Some of my students were performing in a Variety Show at the college I teach at tonight; Charlie had listened with rapt attention when we attended part of a previous show, and two of my students were going to be Simba and Pumbaa in a familiar song. Charlie started making loud, rhythmic noises soon as we got on the campus grounds. He made the same noises, more quietly, when we went in, then became much quieter during a rendition of “I Feel Pretty.” He did not catch the humor of the improv routines (“Movie Critics” was the title of one) but when that tune we had listened to so many a time on hot and cold days was being sung right before him with brio and plenty of hamming it up, Charlie was all eyes and ears on the edge of his seat at the words
Hakuna Matata! Ain’t no passing craze!
It means no worries for the rest of your days….

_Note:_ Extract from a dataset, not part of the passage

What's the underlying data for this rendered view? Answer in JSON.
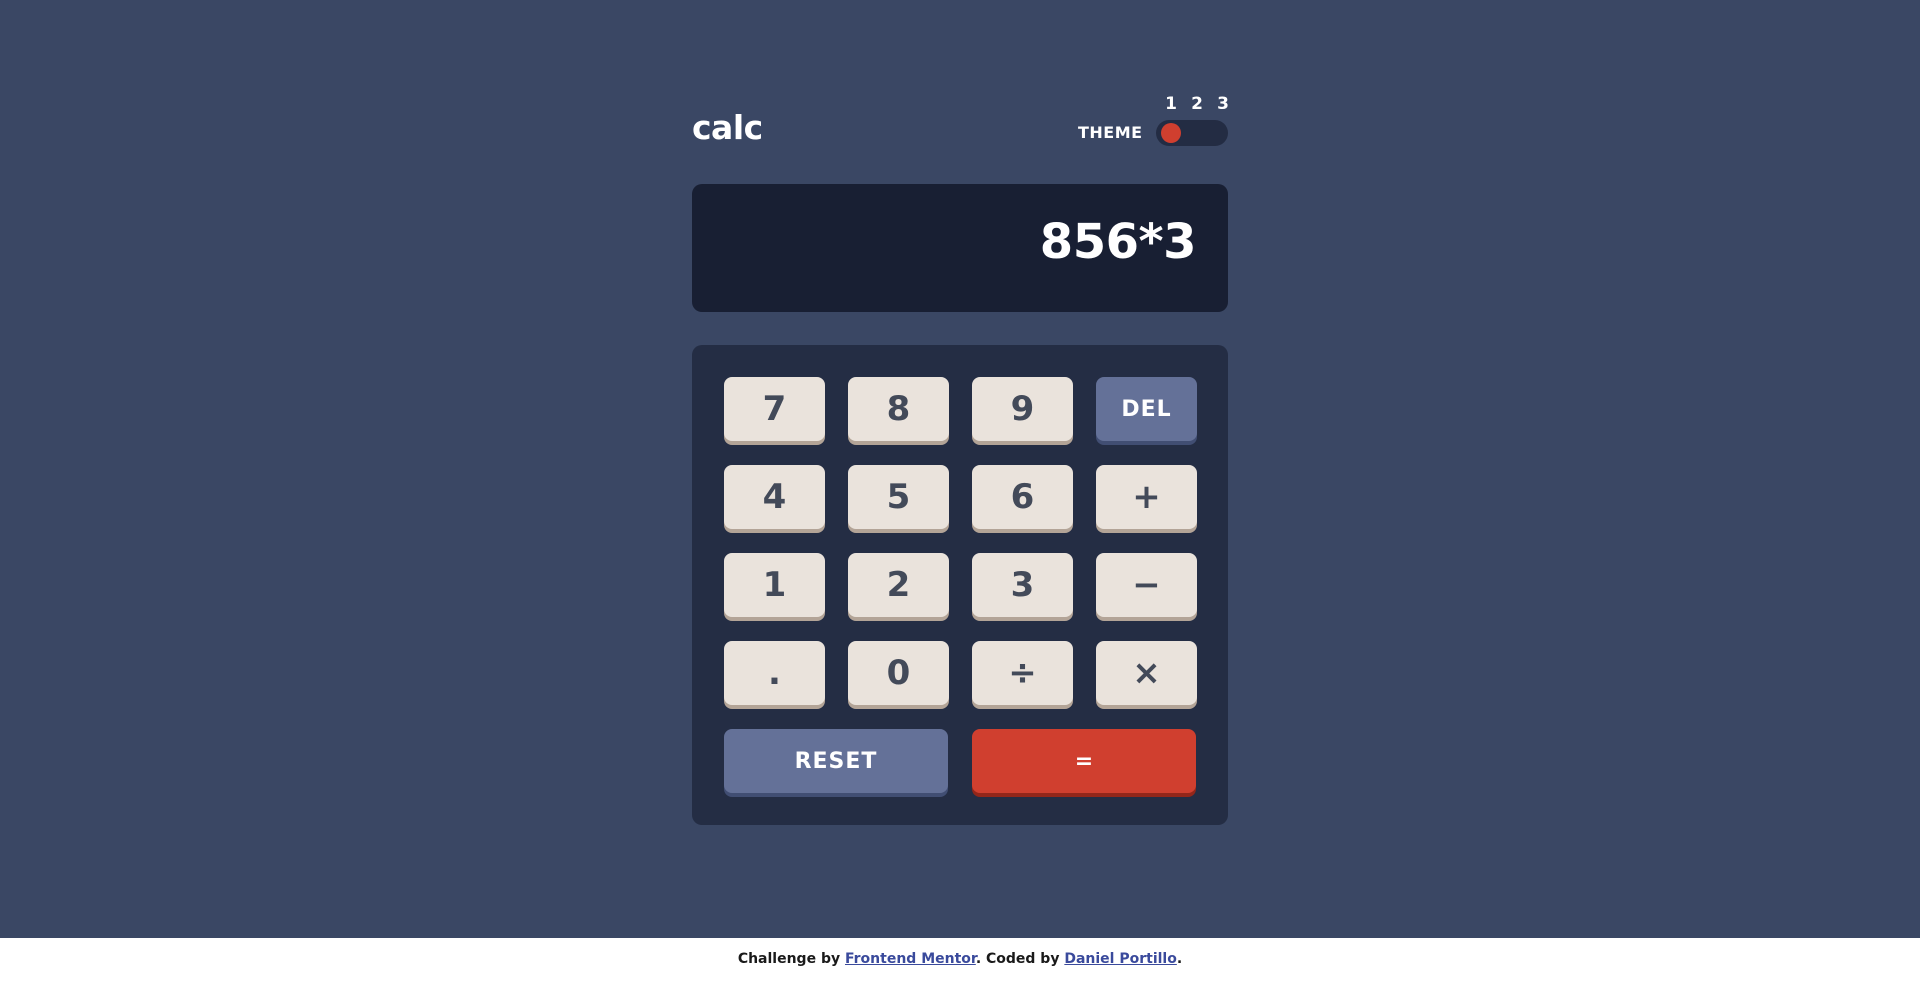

On the way home, Jim decided it was high time we try out the Beatles CD, Revolver that I had bought back in January and Charlie had objected to within one minute. “All done,” said Charlie during “Taxman” but Jim counseled him to wait and listen. “Eleanor Rigby” came on: “Just like on Sugarcane Harris,” Jim pointed out, in reference to a jazz violinist who is one of Charlie’s old favorites. Just as we made the final turn on before our street, we heard:
In the town where I was born lived a man who sailed to sea.
And he told us of his life in the land of submarines.
So we sailed up to the sun till we found the sea of green.
And we lived beneath the waves in our yellow submarine.
We all live in a yellow submarine,
Yellow submarine, yellow submarine
“It sounds like the W—-” I said as Charlie burst out,
“Hewoh evee buddy were dee Wiggles, I’m Greg I’mJeff IMurray Ant’ony, hewoh evee buddy were dee…..”
Jim tried to remember if the Beatles in the Yellow Submarine cartoon were wearing Wiggles-esque t-shirts. Charlie was grinning and laughing as Ringo’s voice sang “And the band begins to play……”
“Don’t forget the Teletubbies, four of them in those primary colors,” I said.
“Hewoh evee buddy were dee Wiggles, I’m Greg I’mJeff IMurray Ant’ony, hewoh!” Charlie called out. And, after he had piled an array of blankets, Jim’s socks, Jim’s shirts, pillows, a toy snowman, his calendar, and his picture schedule on his bed, “tuck inn!”. And, “hugg.”
And we live a life of ease. Everyone of us has all we need.